Mr Ian Davidson (Glasgow South West) (Lab/Co-op): I welcome the statement from the European Council and the Government, which says that proper information on “who really owns and controls each and every company” will be provided. Will the Government co-operate with the Scottish Affairs Committee in establishing who owns and controls the great landed estates in Scotland, in order that they can minimise both tax avoidance and subsidy milking?
The Prime Minister: That is the intention of this move. Having all countries sign up to an action plan for putting together registers of beneficial ownership by companies and the rest of it will help tax authorities to make sure that people are paying tax appropriately. That is a debate that we are leading at the G8 and in the European Union, and that should apply—we hope—to every country.

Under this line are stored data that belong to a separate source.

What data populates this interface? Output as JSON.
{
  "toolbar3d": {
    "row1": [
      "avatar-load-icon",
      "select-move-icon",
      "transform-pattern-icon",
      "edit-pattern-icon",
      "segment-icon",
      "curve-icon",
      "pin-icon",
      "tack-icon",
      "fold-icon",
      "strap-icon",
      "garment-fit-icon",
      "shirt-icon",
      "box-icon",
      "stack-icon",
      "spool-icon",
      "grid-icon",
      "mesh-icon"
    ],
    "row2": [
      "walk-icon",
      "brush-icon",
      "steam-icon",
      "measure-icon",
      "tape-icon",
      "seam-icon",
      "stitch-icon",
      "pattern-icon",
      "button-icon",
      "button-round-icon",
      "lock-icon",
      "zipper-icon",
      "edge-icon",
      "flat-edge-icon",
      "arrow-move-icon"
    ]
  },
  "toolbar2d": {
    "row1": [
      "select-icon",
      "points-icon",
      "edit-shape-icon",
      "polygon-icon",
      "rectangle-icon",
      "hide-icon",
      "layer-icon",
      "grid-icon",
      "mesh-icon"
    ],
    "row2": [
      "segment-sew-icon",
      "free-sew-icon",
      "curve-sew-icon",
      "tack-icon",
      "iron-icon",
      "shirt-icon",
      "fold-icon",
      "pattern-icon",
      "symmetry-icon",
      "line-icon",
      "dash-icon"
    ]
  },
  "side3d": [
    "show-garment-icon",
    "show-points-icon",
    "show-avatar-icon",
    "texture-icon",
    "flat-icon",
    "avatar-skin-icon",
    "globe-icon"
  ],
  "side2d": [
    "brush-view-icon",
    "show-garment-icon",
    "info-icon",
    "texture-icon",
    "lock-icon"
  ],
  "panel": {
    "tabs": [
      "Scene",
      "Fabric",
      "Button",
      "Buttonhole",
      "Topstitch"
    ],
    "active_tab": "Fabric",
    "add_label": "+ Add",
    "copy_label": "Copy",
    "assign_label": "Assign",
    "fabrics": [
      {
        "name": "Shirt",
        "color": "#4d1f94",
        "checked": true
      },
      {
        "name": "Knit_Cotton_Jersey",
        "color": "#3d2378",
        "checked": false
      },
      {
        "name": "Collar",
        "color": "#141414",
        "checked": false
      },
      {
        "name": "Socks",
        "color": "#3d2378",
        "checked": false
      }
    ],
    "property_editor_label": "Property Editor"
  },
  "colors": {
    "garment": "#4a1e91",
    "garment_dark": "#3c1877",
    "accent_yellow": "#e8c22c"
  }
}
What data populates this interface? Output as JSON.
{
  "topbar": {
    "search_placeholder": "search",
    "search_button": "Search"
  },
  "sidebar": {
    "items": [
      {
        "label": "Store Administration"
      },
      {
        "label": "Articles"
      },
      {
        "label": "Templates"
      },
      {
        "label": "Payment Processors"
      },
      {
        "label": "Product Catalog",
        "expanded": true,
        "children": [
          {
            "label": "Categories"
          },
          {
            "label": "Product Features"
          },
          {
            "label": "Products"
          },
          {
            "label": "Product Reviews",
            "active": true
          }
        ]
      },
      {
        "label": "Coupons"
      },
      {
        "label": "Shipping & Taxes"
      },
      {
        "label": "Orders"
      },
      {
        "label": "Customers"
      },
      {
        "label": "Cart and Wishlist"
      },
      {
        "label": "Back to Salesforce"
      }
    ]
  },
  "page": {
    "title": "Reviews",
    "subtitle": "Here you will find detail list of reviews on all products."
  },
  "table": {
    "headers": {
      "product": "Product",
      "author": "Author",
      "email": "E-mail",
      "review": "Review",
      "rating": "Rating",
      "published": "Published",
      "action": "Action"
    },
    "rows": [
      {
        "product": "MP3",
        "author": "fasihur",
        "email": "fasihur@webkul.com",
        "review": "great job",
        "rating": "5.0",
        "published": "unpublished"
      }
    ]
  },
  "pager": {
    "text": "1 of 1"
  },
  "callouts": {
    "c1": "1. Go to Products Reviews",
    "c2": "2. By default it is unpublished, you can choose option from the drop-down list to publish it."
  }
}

Tarbert Estate on Jura is popularly believed to be owned by Mr Cameron’s stepfather-in-law, William Astor. In fact, it is owned by Ginge Manor Estates Ltd., a company registered at PMB 58, Nassau, Bahamas. The name is a bit of a giveaway – Ginge Manor is a manor house in Oxfordshire and the home of William Astor. Indeed it is where David Cameron married Samantha Gwendoline Sheffield on 1 June 1996.
Now, William Astor is a member of the House of Lords. He legislates on matters to do with tax and corporate affairs. So I was sure that he would declare his interests (if he had any) in his Jura estate. In the House of Lords Register of Lords’ Interests, he declares no interest in Tarbert Estate although he is a Partner in Tarbert Estate Partnership (farm and sporting).
I contacted the officials responsible for maintaining the Register to check that, in fact Mr Astor had no further interest in the estate. They said that the matter would be investigated. Meanwhile I emailed him directly and he replied that his children, Flora, William and James, owned the beneficial interest in the Bahamas company.
Now that he is spending some time on the island of Jura, Mr Cameron has the opportunity to do a little investigation for himself and confirm, as the EU Council proposes, who really owns and controls Ginge Manor Estate Ltd. Given that he is renting property owned by a company in the Bahamas, he might also ensure that the company is following the rules of the HMRC Non-resident Landlord Scheme.
Other than that, I hope he and his family enjoy their holiday. Jura is a fine place.